7. How carders try to bypass Radar and why it is difficult
Carders use various techniques to bypass Radar, but its multi-layered protection makes this extremely difficult:- Clean IP: Use proxy/VPN that matches the map region.
- Countermeasure: Radar analyzes ASN and GeoIP databases, identifying popular VPNs (e.g. NordVPN) or anonymizers (Tor).
- Fake data: Accurate holder data (name, address) from leaks.
- Countermeasure: AVS and CVV checks identify inconsistencies, and behavioral analysis detects unnatural behavior.
- Clean Devices: Using new virtual machines or devices.
- Countermeasure: Device Fingerprinting matches devices with history, and the lack of normal navigation (eg browsing products) increases the risk.
- Small transactions: Verifying cards through small amounts ($1–$5).
- Countermeasure: Radar detects card testing through frequency and pattern analysis, blocking the card after a few attempts.
- Social Engineering: Attempts to reset 3DS password through calls to the bank.
- Countermeasure: Banks require additional data (SSN, passport), and suspicious calls lead to card blocking.
Why it is difficult to get around:
- Multi-layered analysis (IP, device, behavior, history) makes it almost impossible to perfectly impersonate a legitimate user.
- Integration with 3DS 2.0 requires OTP/biometrics for high-risk transactions, which is not available to carders.
- Stripe's global network and payment processor data allow us to quickly identify cards previously associated with fraud.
8. Conclusion
Stripe Radar is a powerful anti-fraud system that uses machine learning, analysis of 1000+ signals, Device Fingerprinting, behavioral analysis and integration with 3D-Secure 2.0 to prevent fraud.
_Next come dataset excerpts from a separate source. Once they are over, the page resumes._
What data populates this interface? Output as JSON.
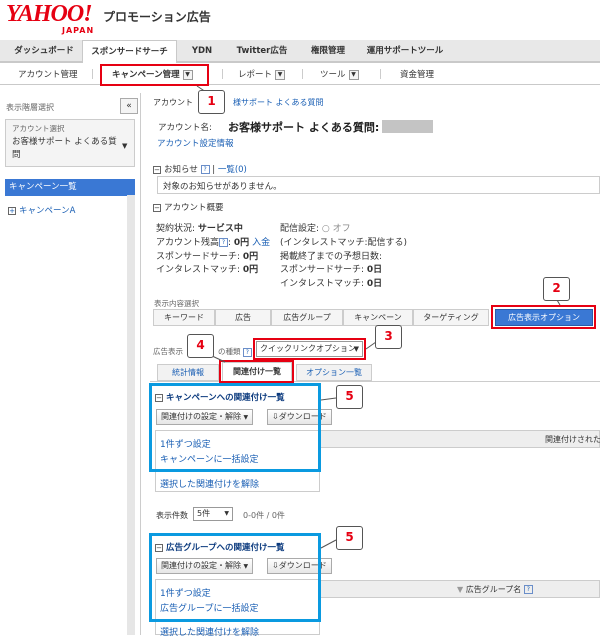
{
  "brand": {
    "logo_text": "YAHOO!",
    "logo_sub": "JAPAN",
    "product": "プロモーション広告"
  },
  "global_tabs": [
    {
      "label": "ダッシュボード"
    },
    {
      "label": "スポンサードサーチ",
      "active": true
    },
    {
      "label": "YDN"
    },
    {
      "label": "Twitter広告"
    },
    {
      "label": "権限管理"
    },
    {
      "label": "運用サポートツール"
    }
  ],
  "subnav": {
    "account": "アカウント管理",
    "campaign": "キャンペーン管理",
    "report": "レポート",
    "tools": "ツール",
    "funds": "資金管理"
  },
  "callouts": [
    "1",
    "2",
    "3",
    "4",
    "5",
    "5"
  ],
  "sidebar": {
    "title": "表示階層選択",
    "collapse": "«",
    "account_label": "アカウント選択",
    "account_value": "お客様サポート よくある質問",
    "list_header": "キャンペーン一覧",
    "items": [
      {
        "label": "キャンペーンA"
      }
    ]
  },
  "account": {
    "breadcrumb_prefix": "アカウント",
    "breadcrumb_link": "様サポート よくある質問",
    "name_label": "アカウント名:",
    "name_value": "お客様サポート よくある質問:",
    "settings_link": "アカウント設定情報"
  },
  "notice": {
    "title": "お知らせ",
    "list_link": "一覧(0)",
    "help": "?",
    "empty": "対象のお知らせがありません。"
  },
  "overview": {
    "title": "アカウント概要",
    "status_label": "契約状況:",
    "status_value": "サービス中",
    "balance_label": "アカウント残高",
    "balance_value": "0円",
    "deposit_link": "入金",
    "ss_label": "スポンサードサーチ:",
    "ss_value": "0円",
    "im_label": "インタレストマッチ:",
    "im_value": "0円",
    "delivery_label": "配信設定:",
    "delivery_value": "○ オフ",
    "delivery_note": "(インタレストマッチ:配信する)",
    "days_label": "掲載終了までの予想日数:",
    "days_ss_label": "スポンサードサーチ:",
    "days_ss_value": "0日",
    "days_im_label": "インタレストマッチ:",
    "days_im_value": "0日"
  },
  "display": {
    "label": "表示内容選択",
    "tabs": [
      "キーワード",
      "広告",
      "広告グループ",
      "キャンペーン",
      "ターゲティング",
      "広告表示オプション"
    ],
    "type_label_a": "広告表示",
    "type_label_b": "の種類",
    "type_value": "クイックリンクオプション",
    "inner_tabs": [
      "統計情報",
      "関連付け一覧",
      "オプション一覧"
    ]
  },
  "campaign_assoc": {
    "title": "キャンペーンへの関連付け一覧",
    "set_button": "関連付けの設定・解除",
    "download_button": "ダウンロード",
    "menu": [
      "1件ずつ設定",
      "キャンペーンに一括設定"
    ],
    "col_right": "関連付けされた",
    "unlink": "選択した関連付けを解除",
    "count_label": "表示件数",
    "count_value": "5件",
    "range": "0-0件 / 0件"
  },
  "adgroup_assoc": {
    "title": "広告グループへの関連付け一覧",
    "set_button": "関連付けの設定・解除",
    "download_button": "ダウンロード",
    "menu": [
      "1件ずつ設定",
      "広告グループに一括設定"
    ],
    "col_right": "広告グループ名",
    "unlink": "選択した関連付けを解除"
  },
  "colors": {
    "red": "#e60012",
    "blue": "#0a9ae0",
    "link": "#1a5fb4",
    "active_tab": "#3a78d4"
  }
}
In the context of carding, Radar makes the use of Non-VBV, Auto-VBV and Non-MCSC bins extremely difficult, especially in Europe where PSD2 requires SCA. Even outside the EEA, anti-fraud measures (geolocation, device, behavior) effectively block suspicious transactions. Custom rules, daily model updates and access to Stripe's global data ensure fraud reduction of up to 98% with minimal false positives (0.1%). For carders, this means the need for complex and expensive schemes (clean IP, fake data, new devices), which increases risks and reduces profitability.If you'd like to dive deeper into specific aspects, like how to create custom rules in Radar, how the risk management API works, or the Chargebee integration, let me know!